Pour enterrer le format Flash au cimetière des technologies dépassées, Steve Jobs a vanté le mois dernier tous les mérites du « web ouvert« , en déclarant tout l’amour qu’Apple portait pour le standard HTML5. Avec un art certain de la fumisterie, il en profitait pour y associer dans un même élan le format vidéo H.264, comme s’il était lui-même libre et ouvert, au même niveau que les standards CSS ou Javascript soutenus par Apple.
Certes, à bien relire la lettre de Steve Jobs, jamais il ne prétend que le H.264 est un format ouvert. Mais le contexte et les formules qu’il emploie sont clairement destinés à semer la confusion. Nous avons compté. Steve Jobs répète 11 fois le mot « standards » dans sa lettre. 10 fois pour parler des formats ouverts. La répétition fait naître dans l’esprit du lecteur un sentiment de synonyme entre « standard » et « ouverture ». La seule et une unique fois où Jobs ne parle pas de standard « ouvert », c’est à propos du H.264, où il parle de « standard industriel qui est utilisé sur tous les lecteurs Blu-Ray et qui a été adopté par Apple, Google (YouTube), Vimeo, Netflix, et beaucoup d’autres sociétés« . Dans sa conclusion, alors que sa lettre a défendu longuement l’utilisation du H.264 à la place du Flash, Jobs redit que « les nouveaux standards ouverts (…) l’emporteront« , ou que « l’ère du mobile est faite d’appareils à faible consommation, d’interfaces tactiles et de standards web ouvert« .

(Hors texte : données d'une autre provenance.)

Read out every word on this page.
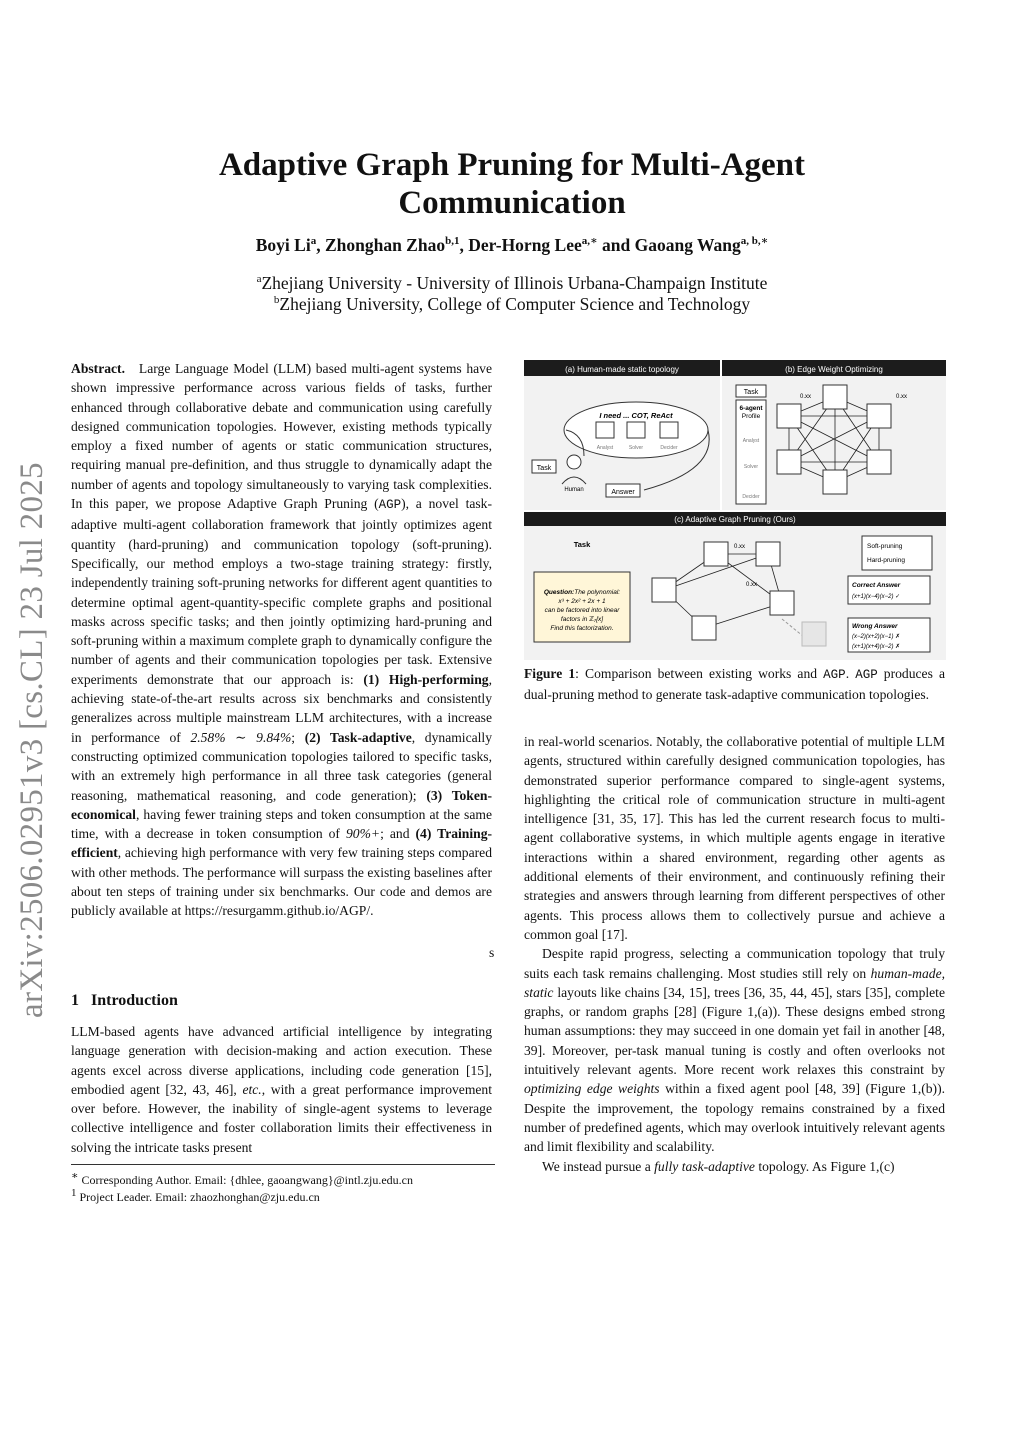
arXiv:2506.02951v3 [cs.CL] 23 Jul 2025
Adaptive Graph Pruning for Multi-Agent
Communication
Boyi Li$^a$, Zhonghan Zhao$^{b,1}$, Der-Horng Lee$^{a,∗}$ and Gaoang Wang$^{a, b,∗}$
$^a$Zhejiang University - University of Illinois Urbana-Champaign Institute
$^b$Zhejiang University, College of Computer Science and Technology

Abstract. Large Language Model (LLM) based multi-agent systems have shown impressive performance across various fields of tasks, further enhanced through collaborative debate and communication using carefully designed communication topologies. However, existing methods typically employ a fixed number of agents or static communication structures, requiring manual pre-definition, and thus struggle to dynamically adapt the number of agents and topology simultaneously to varying task complexities. In this paper, we propose Adaptive Graph Pruning (AGP), a novel task-adaptive multi-agent collaboration framework that jointly optimizes agent quantity (hard-pruning) and communication topology (soft-pruning). Specifically, our method employs a two-stage training strategy: firstly, independently training soft-pruning networks for different agent quantities to determine optimal agent-quantity-specific complete graphs and positional masks across specific tasks; and then jointly optimizing hard-pruning and soft-pruning within a maximum complete graph to dynamically configure the number of agents and their communication topologies per task. Extensive experiments demonstrate that our approach is: (1) High-performing, achieving state-of-the-art results across six benchmarks and consistently generalizes across multiple mainstream LLM architectures, with a increase in performance of 2.58% ∼ 9.84%; (2) Task-adaptive, dynamically constructing optimized communication topologies tailored to specific tasks, with an extremely high performance in all three task categories (general reasoning, mathematical reasoning, and code generation); (3) Token-economical, having fewer training steps and token consumption at the same time, with a decrease in token consumption of 90%+; and (4) Training-efficient, achieving high performance with very few training steps compared with other methods. The performance will surpass the existing baselines after about ten steps of training under six benchmarks. Our code and demos are publicly available at https://resurgamm.github.io/AGP/.

s
1 Introduction

LLM-based agents have advanced artificial intelligence by integrating language generation with decision-making and action execution. These agents excel across diverse applications, including code generation [15], embodied agent [32, 43, 46], etc., with a great performance improvement over before. However, the inability of single-agent systems to leverage collective intelligence and foster collaboration limits their effectiveness in solving the intricate tasks present

∗ Corresponding Author. Email: {dhlee, gaoangwang}@intl.zju.edu.cn
$^1$ Project Leader. Email: zhaozhonghan@zju.edu.cn
(a) Human-made static topology	(b) Edge Weight Optimizing
(c) Adaptive Graph Pruning (Ours)
I need ... COT, ReAct
Analyst	Solver	Decider
Task
Human	Answer
Task
6-agent
Profile
Analyst
Solver
Decider
0.xx	0.xx
Task
Question:The polynomial:
x³ + 2x² + 2x + 1
can be factored into linear
factors in ℤ₇[x]
Find this factorization.
0.xx
0.xx
Soft-pruning
Hard-pruning
Correct Answer
(x+1)(x−4)(x−2) ✓
Wrong Answer
(x−2)(x+2)(x−1) ✗
(x+1)(x+4)(x−2) ✗

Figure 1: Comparison between existing works and AGP. AGP produces a dual-pruning method to generate task-adaptive communication topologies.

in real-world scenarios. Notably, the collaborative potential of multiple LLM agents, structured within carefully designed communication topologies, has demonstrated superior performance compared to single-agent systems, highlighting the critical role of communication structure in multi-agent intelligence [31, 35, 17]. This has led the current research focus to multi-agent collaborative systems, in which multiple agents engage in iterative interactions within a shared environment, regarding other agents as additional elements of their environment, and continuously refining their strategies and answers through learning from different perspectives of other agents. This process allows them to collectively pursue and achieve a common goal [17].

Despite rapid progress, selecting a communication topology that truly suits each task remains challenging. Most studies still rely on human-made, static layouts like chains [34, 15], trees [36, 35, 44, 45], stars [35], complete graphs, or random graphs [28] (Figure 1,(a)). These designs embed strong human assumptions: they may succeed in one domain yet fail in another [48, 39]. Moreover, per-task manual tuning is costly and often overlooks not intuitively relevant agents. More recent work relaxes this constraint by optimizing edge weights within a fixed agent pool [48, 39] (Figure 1,(b)). Despite the improvement, the topology remains constrained by a fixed number of predefined agents, which may overlook intuitively relevant agents and limit flexibility and scalability.

We instead pursue a fully task-adaptive topology. As Figure 1,(c)
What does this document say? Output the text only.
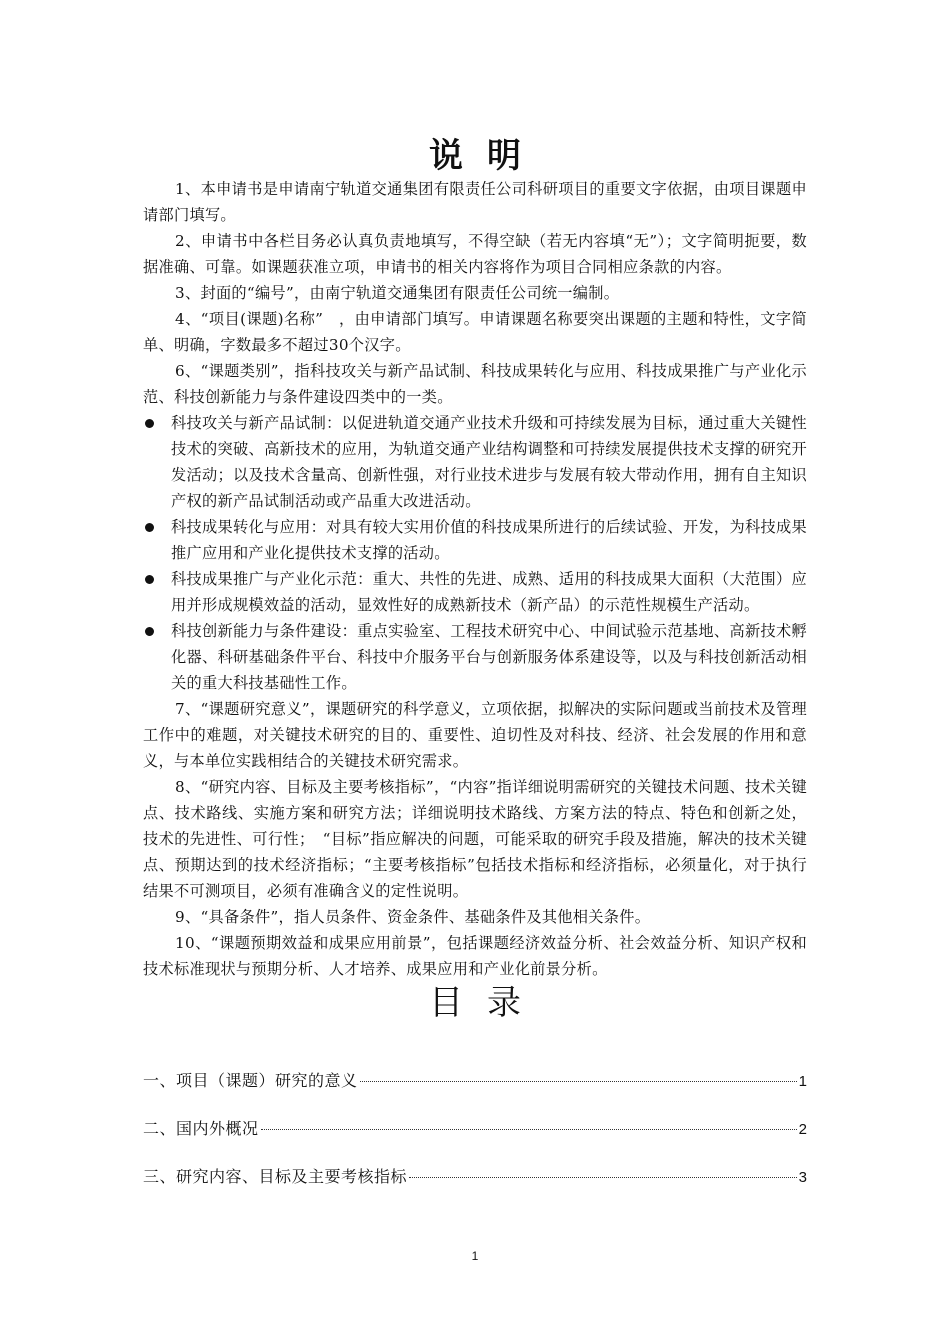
说明

1、本申请书是申请南宁轨道交通集团有限责任公司科研项目的重要文字依据，由项目课题申请部门填写。

2、申请书中各栏目务必认真负责地填写，不得空缺（若无内容填“无”）；文字简明扼要，数据准确、可靠。如课题获准立项，申请书的相关内容将作为项目合同相应条款的内容。

3、封面的“编号”，由南宁轨道交通集团有限责任公司统一编制。

4、“项目(课题)名称”　，由申请部门填写。申请课题名称要突出课题的主题和特性，文字简单、明确，字数最多不超过30个汉字。

6、“课题类别”，指科技攻关与新产品试制、科技成果转化与应用、科技成果推广与产业化示范、科技创新能力与条件建设四类中的一类。

科技攻关与新产品试制：以促进轨道交通产业技术升级和可持续发展为目标，通过重大关键性技术的突破、高新技术的应用，为轨道交通产业结构调整和可持续发展提供技术支撑的研究开发活动；以及技术含量高、创新性强，对行业技术进步与发展有较大带动作用，拥有自主知识产权的新产品试制活动或产品重大改进活动。
科技成果转化与应用：对具有较大实用价值的科技成果所进行的后续试验、开发，为科技成果推广应用和产业化提供技术支撑的活动。
科技成果推广与产业化示范：重大、共性的先进、成熟、适用的科技成果大面积（大范围）应用并形成规模效益的活动，显效性好的成熟新技术（新产品）的示范性规模生产活动。
科技创新能力与条件建设：重点实验室、工程技术研究中心、中间试验示范基地、高新技术孵化器、科研基础条件平台、科技中介服务平台与创新服务体系建设等，以及与科技创新活动相关的重大科技基础性工作。

7、“课题研究意义”，课题研究的科学意义，立项依据，拟解决的实际问题或当前技术及管理工作中的难题，对关键技术研究的目的、重要性、迫切性及对科技、经济、社会发展的作用和意义，与本单位实践相结合的关键技术研究需求。

8、“研究内容、目标及主要考核指标”，“内容”指详细说明需研究的关键技术问题、技术关键点、技术路线、实施方案和研究方法；详细说明技术路线、方案方法的特点、特色和创新之处，技术的先进性、可行性；　“目标”指应解决的问题，可能采取的研究手段及措施，解决的技术关键点、预期达到的技术经济指标；“主要考核指标”包括技术指标和经济指标，必须量化，对于执行结果不可测项目，必须有准确含义的定性说明。

9、“具备条件”，指人员条件、资金条件、基础条件及其他相关条件。

10、“课题预期效益和成果应用前景”，包括课题经济效益分析、社会效益分析、知识产权和技术标准现状与预期分析、人才培养、成果应用和产业化前景分析。

目录
一、项目（课题）研究的意义	1
二、国内外概况	2
三、研究内容、目标及主要考核指标	3
1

Sauf à avoir la mauvaise foi du fanboy d’Apple le plus fondamentaliste, difficile de nier que Steve Jobs tente de noyer le poisson dans un art maîtrisé de la rhétorique. La Fondation pour le Logiciel Libre n’a d’ailleurs pas manqué de rappeler les fondamentaux sur ce qu’était vraiment le web ouvert, et pourquoi le format H.264 était une menace pour le logiciel libre.
Au moins, on peut reconnaître à Microsoft une plus grande franchise. Sur son blog dédié à Internet Explorer, la firme de Redmond ne cache pas que le format H.264 est un format fermé soumis au paiement de licences pour son exploitation commerciale. Bien au contraire. Il assure que son choix de soutenir le H.264 plutôt qu’un autre format est une question de sécurité juridique, puisqu’au moins en ce qui concerne le H.264 toutes les cartes sont sur la table, les brevets étant tous gérés par MPEG-LA. Alors qu’en ce ce qui concerne par exemple le format Ogg Theora, la firme craint que des brevets cachés soient révélés une fois le standard largement utilisé, comme ça avait été le cas en son temps pour le format JPEG. L’argument est connu, et devrait militer surtout pour une réforme du droit des brevets.
Microsoft prétend d’autant moins que le H.264 est ouvert qu’il fait de Windows un avantage pour les développeurs qui souhaitent tirer partie du format. « En général, distribuer des encodeurs ou des décodeurs ou proposer de la vidéo payante sophistiquée exige une licence de MPEG-LA. Les applications tiers qui font simplement appel au code H.264 dans Windows (et qui n’incorporent pas le moindre code H.264 directement) sont couverts par la licence du H.264 de Microsoft« , écrit la firme. Et pour les développeurs sous Linux ? Microsoft n’en parle pas, évidemment.
De même, Microsoft dit que même si seul le H.264 sera supporté dans Internet Explorer 9 à travers le HTML5, il sera quand même possible de lire d’autres formats. « Les utilisateurs peuvent installer d’autres codecs à utiliser dans Windows Media Player et Windows Media Center. Pour les navigateurs web, les développeurs peuvent continuer à proposer des plug-ins pour que les pages web puissent lire des vidéos en utilisant ces codecs sous Windows. Par exemple, les pages web pourront toujours lire des fichiers VC-1 (Microsoft WMV) dans IE9« .
Microsoft se veut tout de même rassurant. Même si la gratuité du H.264 pour les utilisations non commerciales n’est garantie que jusqu’en 2016, la firme promet de militer au sein du MPEG-LA pour que les termes soient étendus au delà de la date fatidique. Il assure aussi que la décision de soutenir le H.264 n’a rien de financier, puisqu’il « reçoit de MPEG-LA moins de la moitié du montant qu’il paye pour les droits sur les brevets« . « Nous ne voyons pas ces brevets produire un flux financier important dans l’avenir« , indique Microsoft. Mais si ça suffit à désavantager Linux et d’autres plate-formes libres sur le marché, le bénéficie financier sera indirect, et bien réel.